Extremely Weak Correlations: All correlation coefficients are exceptionally close to zero. The strongest positive correlation is with MoodScore at a negligible +0.007, and the strongest negative correlation is with Energy at an equally insignificant -0.004. In practical terms, these values indicate a complete absence of a linear trend.

### Implications for Modeling:

Linear Models Will Fail: Standard linear models (like Linear Regression, Ridge, Lasso) will perform very poorly on this task. These models rely on finding a linear relationship between the features and the target, which does not exist here.

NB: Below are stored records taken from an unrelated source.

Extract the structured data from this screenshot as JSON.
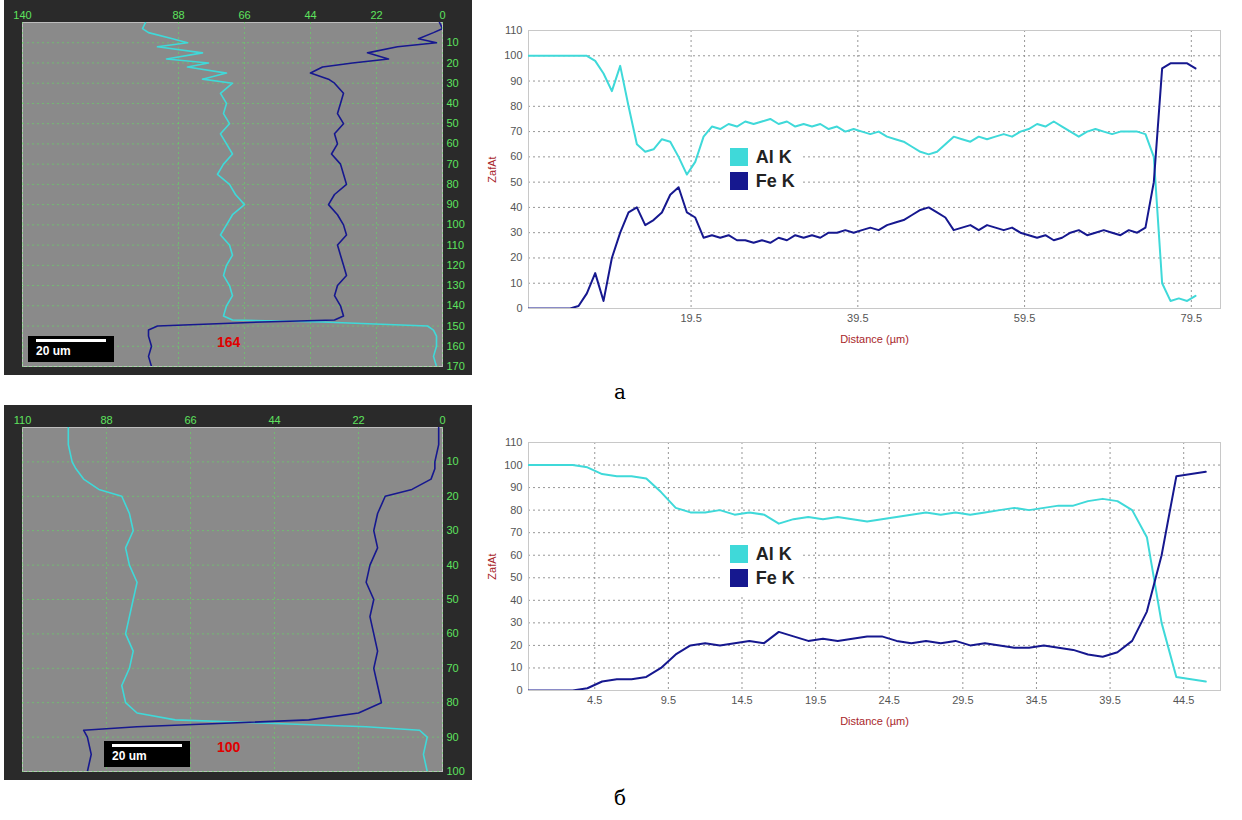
{
  "panel_labels": [
    "а",
    "б"
  ],
  "chart_data": [
    {
      "type": "line",
      "y": [
        0,
        3,
        5,
        8,
        10,
        12,
        15,
        18,
        20,
        22,
        25,
        28,
        30,
        35,
        40,
        45,
        50,
        55,
        60,
        65,
        70,
        75,
        80,
        85,
        90,
        95,
        100,
        105,
        110,
        115,
        120,
        125,
        130,
        135,
        140,
        145,
        147,
        148,
        150,
        152,
        155,
        160,
        165,
        170
      ],
      "xlim": [
        140,
        0
      ],
      "xticks": [
        140,
        88,
        66,
        44,
        22,
        0
      ],
      "ylim": [
        0,
        170
      ],
      "yticks": [
        10,
        20,
        30,
        40,
        50,
        60,
        70,
        80,
        90,
        100,
        110,
        120,
        130,
        140,
        150,
        160,
        170
      ],
      "grid": true,
      "annotations": [
        "164"
      ],
      "scale_bar": "20 um",
      "series": [
        {
          "color": "#3fd9d9",
          "values": [
            99,
            100,
            98,
            90,
            85,
            95,
            80,
            92,
            78,
            85,
            72,
            80,
            70,
            74,
            72,
            73,
            71,
            74,
            72,
            70,
            73,
            75,
            71,
            69,
            66,
            70,
            72,
            74,
            71,
            70,
            72,
            73,
            71,
            70,
            72,
            73,
            70,
            40,
            5,
            3,
            2,
            2,
            3,
            2
          ]
        },
        {
          "color": "#16188f",
          "values": [
            1,
            0,
            3,
            8,
            2,
            15,
            25,
            18,
            30,
            40,
            44,
            38,
            36,
            33,
            34,
            35,
            33,
            36,
            35,
            37,
            34,
            33,
            32,
            36,
            38,
            35,
            33,
            32,
            35,
            34,
            33,
            32,
            35,
            36,
            34,
            33,
            36,
            60,
            95,
            98,
            98,
            97,
            98,
            97
          ]
        }
      ]
    },
    {
      "type": "line",
      "x": [
        0,
        1,
        2,
        3,
        4,
        5,
        6,
        7,
        8,
        9,
        10,
        11,
        12,
        13,
        14,
        15,
        16,
        17,
        18,
        19,
        20,
        21,
        22,
        23,
        24,
        25,
        26,
        27,
        28,
        29,
        30,
        31,
        32,
        33,
        34,
        35,
        36,
        37,
        38,
        39,
        40,
        41,
        42,
        43,
        44,
        45,
        46,
        47,
        48,
        49,
        50,
        51,
        52,
        53,
        54,
        55,
        56,
        57,
        58,
        59,
        60,
        61,
        62,
        63,
        64,
        65,
        66,
        67,
        68,
        69,
        70,
        71,
        72,
        73,
        74,
        75,
        76,
        77,
        78,
        79,
        80
      ],
      "xlim": [
        0,
        83
      ],
      "xticks": [
        19.5,
        39.5,
        59.5,
        79.5
      ],
      "ylim": [
        0,
        110
      ],
      "yticks": [
        0,
        10,
        20,
        30,
        40,
        50,
        60,
        70,
        80,
        90,
        100,
        110
      ],
      "xlabel": "Distance (µm)",
      "ylabel": "ZafAt",
      "grid": true,
      "legend": "center",
      "series": [
        {
          "name": "Al K",
          "color": "#3fd9d9",
          "values": [
            100,
            100,
            100,
            100,
            100,
            100,
            100,
            100,
            98,
            93,
            86,
            96,
            80,
            65,
            62,
            63,
            67,
            66,
            60,
            53,
            58,
            68,
            72,
            71,
            73,
            72,
            74,
            73,
            74,
            75,
            73,
            74,
            72,
            73,
            72,
            73,
            71,
            72,
            70,
            71,
            70,
            69,
            70,
            68,
            67,
            66,
            64,
            62,
            61,
            62,
            65,
            68,
            67,
            66,
            68,
            67,
            68,
            69,
            68,
            70,
            71,
            73,
            72,
            74,
            72,
            70,
            68,
            70,
            71,
            70,
            69,
            70,
            70,
            70,
            69,
            60,
            10,
            3,
            4,
            3,
            5
          ]
        },
        {
          "name": "Fe K",
          "color": "#16188f",
          "values": [
            0,
            0,
            0,
            0,
            0,
            0,
            1,
            6,
            14,
            3,
            20,
            30,
            38,
            40,
            33,
            35,
            38,
            45,
            48,
            38,
            36,
            28,
            29,
            28,
            29,
            27,
            27,
            26,
            27,
            26,
            28,
            27,
            29,
            28,
            29,
            28,
            30,
            30,
            31,
            30,
            31,
            32,
            31,
            33,
            34,
            35,
            37,
            39,
            40,
            38,
            36,
            31,
            32,
            33,
            31,
            33,
            32,
            31,
            32,
            30,
            29,
            28,
            29,
            27,
            28,
            30,
            31,
            29,
            30,
            31,
            30,
            29,
            31,
            30,
            32,
            50,
            95,
            97,
            97,
            97,
            95
          ]
        }
      ]
    },
    {
      "type": "line",
      "y": [
        0,
        5,
        10,
        12,
        15,
        18,
        20,
        25,
        30,
        35,
        40,
        45,
        50,
        55,
        60,
        65,
        70,
        75,
        80,
        83,
        85,
        87,
        88,
        90,
        95,
        100
      ],
      "xlim": [
        110,
        0
      ],
      "xticks": [
        110,
        88,
        66,
        44,
        22,
        0
      ],
      "ylim": [
        0,
        100
      ],
      "yticks": [
        10,
        20,
        30,
        40,
        50,
        60,
        70,
        80,
        90,
        100
      ],
      "grid": true,
      "annotations": [
        "100"
      ],
      "scale_bar": "20 um",
      "series": [
        {
          "color": "#3fd9d9",
          "values": [
            98,
            98,
            97,
            96,
            94,
            90,
            84,
            82,
            81,
            83,
            82,
            80,
            81,
            82,
            83,
            81,
            82,
            84,
            83,
            80,
            70,
            20,
            6,
            4,
            5,
            4
          ]
        },
        {
          "color": "#16188f",
          "values": [
            1,
            1,
            2,
            2,
            3,
            8,
            15,
            17,
            18,
            17,
            19,
            20,
            18,
            19,
            18,
            17,
            18,
            17,
            16,
            22,
            35,
            80,
            94,
            93,
            92,
            93
          ]
        }
      ]
    },
    {
      "type": "line",
      "x": [
        0,
        1,
        2,
        3,
        4,
        5,
        6,
        7,
        8,
        9,
        10,
        11,
        12,
        13,
        14,
        15,
        16,
        17,
        18,
        19,
        20,
        21,
        22,
        23,
        24,
        25,
        26,
        27,
        28,
        29,
        30,
        31,
        32,
        33,
        34,
        35,
        36,
        37,
        38,
        39,
        40,
        41,
        42,
        43,
        44,
        45,
        46
      ],
      "xlim": [
        0,
        47
      ],
      "xticks": [
        4.5,
        9.5,
        14.5,
        19.5,
        24.5,
        29.5,
        34.5,
        39.5,
        44.5
      ],
      "ylim": [
        0,
        110
      ],
      "yticks": [
        0,
        10,
        20,
        30,
        40,
        50,
        60,
        70,
        80,
        90,
        100,
        110
      ],
      "xlabel": "Distance (µm)",
      "ylabel": "ZafAt",
      "grid": true,
      "legend": "center",
      "series": [
        {
          "name": "Al K",
          "color": "#3fd9d9",
          "values": [
            100,
            100,
            100,
            100,
            99,
            96,
            95,
            95,
            94,
            88,
            81,
            79,
            79,
            80,
            78,
            79,
            78,
            74,
            76,
            77,
            76,
            77,
            76,
            75,
            76,
            77,
            78,
            79,
            78,
            79,
            78,
            79,
            80,
            81,
            80,
            81,
            82,
            82,
            84,
            85,
            84,
            80,
            68,
            30,
            6,
            5,
            4
          ]
        },
        {
          "name": "Fe K",
          "color": "#16188f",
          "values": [
            0,
            0,
            0,
            0,
            1,
            4,
            5,
            5,
            6,
            10,
            16,
            20,
            21,
            20,
            21,
            22,
            21,
            26,
            24,
            22,
            23,
            22,
            23,
            24,
            24,
            22,
            21,
            22,
            21,
            22,
            20,
            21,
            20,
            19,
            19,
            20,
            19,
            18,
            16,
            15,
            17,
            22,
            35,
            60,
            95,
            96,
            97
          ]
        }
      ]
    }
  ]
}
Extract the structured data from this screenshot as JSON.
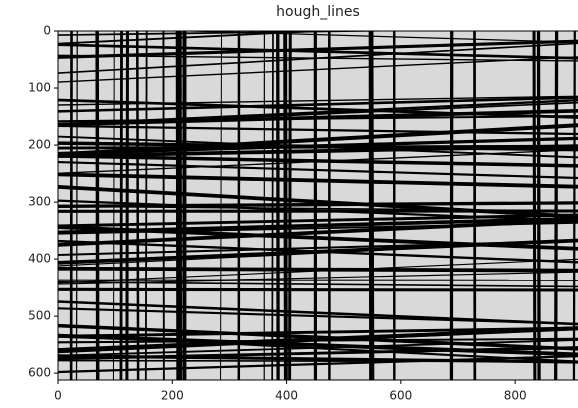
{
  "chart_data": {
    "type": "image",
    "title": "hough_lines",
    "xlim": [
      0,
      910
    ],
    "ylim": [
      612,
      0
    ],
    "xticks": [
      0,
      200,
      400,
      600,
      800
    ],
    "yticks": [
      0,
      100,
      200,
      300,
      400,
      500,
      600
    ]
  }
}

Non-Linear Relationships Are Key:The lack of linear correlation does not mean there is no relationship at all. The connection between these features and BPM is likely complex, non-linear, and driven by interactions between features.

In [None]:
# ==========================================================
# 7. FAST Targeted Pairplot via Random Sampling
# ==========================================================
import seaborn as sns
import matplotlib.pyplot as plt

# --- Define your features and target ---
num_features = train.select_dtypes(include=[np.number]).columns.tolist()

# Columns to exclude

exclude_cols = ["id"]
num_features = [col for col in num_features if col not in exclude_cols]
target_col = 'BeatsPerMinute'
predictor_features = [col for col in num_features if col != target_col]
# ----------------------------------------

# **THE KEY IMPROVEMENT: Create a smaller, random sample for plotting**
n_samples = 3000 # Start with 1k, increase if needed
if len(train) > n_samples:
    plot_df = train.sample(n=n_samples, random_state=42)
else:
    plot_df = train

print(f"Generating targeted pairplot on a sample of {len(plot_df)} data points for speed...")

# Now, run the EXACT SAME plotting code, but on the smaller 'plot_df'
g = sns.pairplot(
    plot_df, # Use the sample, not the full 'train' dataframe
    x_vars=predictor_features,
    y_vars=[target_col],
    kind='scatter',
    height=4,
    aspect=1.2,
    plot_kws={'alpha': 0.4, 's': 20, 'edgecolor': None} # Can use slightly less alpha
)

g.fig.suptitle(f"Relationships Between Features and {target_col} (on Sampled Data)", y=1.02, fontsize=16, weight='bold')
plt.show()

### 👉 Observation: 

This visualization powerfully confirms the findings from our numerical correlation analysis. The key takeaway is the complete absence of a discernible relationship between  Features and BeatsPerMinute.

### Key Takeaways:

No Pattern or Trend: The data points form a dense, rectangular "cloud" with no discernible shape. There is no upward (positive) or downward (negative) slope. Furthermore, there is no simple non-linear pattern (like a U-shape or curve) present.